Researchers have developed a novel method to study the mechanism by which estrogen/progesterone hormone receptors interact with DNA to regulate breast tumor growth. The paper entitled “Progesterone receptor modulates ERα action in breast cancer“ was published in the journal Nature.
Breast cancer is characterized by the uncontrolled growth of breast cells eventually forming malignant tumors. Though its causes are still not fully understood, various risk factors have been pointed out that contribute toward tumor growth including cigarette smoking, genetics, and birth control therapy.
Mechanistically, abnormal levels of female sex hormones have been linked to breast cancer. There are two types of hormone receptors, estrogen receptors (ER+) and progesterone receptors (PR+), with most breast cancers identified as ER+. However, the role of estrogen/progesterone hormones and their receptors in breast cancer progression are not sufficiently understood to aid the development of efficient therapies. In this study, researchers developed a new method, using state-of-the-art DNA reading technology, to visualize areas where estrogen receptors are attached to DNA and activate specific genes. These visualized maps were compared with breast cancer cells grown with and without influence from progesterone. “Traditionally, breast cancer tumours are destroyed once they have been removed from a patient. The new technique we have developed sees tumour cells from participating patients ‘rescued’ for research purposes,” study author and Professor Wayne Tilley, University of Adelaide’s Dame Roma Mitchell Cancer Research, said in a press release.

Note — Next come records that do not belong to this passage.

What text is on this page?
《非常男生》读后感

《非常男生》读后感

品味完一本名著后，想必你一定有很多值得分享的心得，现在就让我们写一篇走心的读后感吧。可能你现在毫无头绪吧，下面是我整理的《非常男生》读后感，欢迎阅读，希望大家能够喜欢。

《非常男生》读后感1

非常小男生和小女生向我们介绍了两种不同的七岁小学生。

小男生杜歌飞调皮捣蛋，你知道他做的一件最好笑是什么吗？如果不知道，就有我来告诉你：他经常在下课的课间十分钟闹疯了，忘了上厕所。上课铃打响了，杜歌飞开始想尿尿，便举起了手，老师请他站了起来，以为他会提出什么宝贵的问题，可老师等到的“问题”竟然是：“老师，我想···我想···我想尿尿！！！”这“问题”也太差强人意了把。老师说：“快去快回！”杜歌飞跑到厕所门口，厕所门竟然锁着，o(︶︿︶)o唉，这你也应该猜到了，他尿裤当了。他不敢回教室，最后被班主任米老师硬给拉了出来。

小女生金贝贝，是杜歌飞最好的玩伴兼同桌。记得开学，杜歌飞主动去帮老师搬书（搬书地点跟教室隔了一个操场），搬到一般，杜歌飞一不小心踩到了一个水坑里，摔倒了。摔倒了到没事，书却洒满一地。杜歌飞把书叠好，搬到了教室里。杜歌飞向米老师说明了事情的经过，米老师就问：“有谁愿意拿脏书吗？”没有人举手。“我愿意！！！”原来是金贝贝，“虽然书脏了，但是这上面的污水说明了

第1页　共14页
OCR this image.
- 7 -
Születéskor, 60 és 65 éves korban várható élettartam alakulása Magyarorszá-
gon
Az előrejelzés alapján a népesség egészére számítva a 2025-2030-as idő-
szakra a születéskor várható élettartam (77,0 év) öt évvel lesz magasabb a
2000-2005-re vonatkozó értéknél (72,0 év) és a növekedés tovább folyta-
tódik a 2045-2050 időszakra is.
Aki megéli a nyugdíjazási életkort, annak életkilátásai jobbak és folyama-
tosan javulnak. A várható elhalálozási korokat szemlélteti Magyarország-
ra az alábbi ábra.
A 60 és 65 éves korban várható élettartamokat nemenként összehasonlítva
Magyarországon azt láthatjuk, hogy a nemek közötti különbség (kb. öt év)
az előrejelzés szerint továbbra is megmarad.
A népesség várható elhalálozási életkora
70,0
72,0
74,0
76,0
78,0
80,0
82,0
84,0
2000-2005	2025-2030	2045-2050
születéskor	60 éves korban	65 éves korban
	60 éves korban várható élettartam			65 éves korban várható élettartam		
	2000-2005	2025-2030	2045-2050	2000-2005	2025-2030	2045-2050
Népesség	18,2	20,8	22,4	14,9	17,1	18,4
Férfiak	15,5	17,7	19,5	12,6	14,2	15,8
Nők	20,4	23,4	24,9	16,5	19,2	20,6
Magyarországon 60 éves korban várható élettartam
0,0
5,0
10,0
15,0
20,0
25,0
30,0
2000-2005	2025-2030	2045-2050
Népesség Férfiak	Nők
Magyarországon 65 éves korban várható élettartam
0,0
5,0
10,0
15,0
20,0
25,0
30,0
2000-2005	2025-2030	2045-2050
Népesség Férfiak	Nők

The results displayed how activated progesterone receptors were capable of reorienting the estrogen receptor to other DNA areas, where alternative genes were activated to decelerate tumor growth. “This important research helps explain why some breast cancer patients have a better prognosis. Crucially, it has provided a strong case for a clinical trial to investigate the potential benefit of adding progesterone to drugs that target the oestrogen receptor, which could improve treatment for the majority of hormone-driven breast cancers,” Professor Tilley added.
Overall, this new method provides new insights into the role of progesterone in breast cancer and how hormones regulate tumor growth. In the future, this method could be useful to provide individualized treatment for patients with breast cancer, allowing researchers to visualize the interaction and response of the tumor with the therapeutic agent.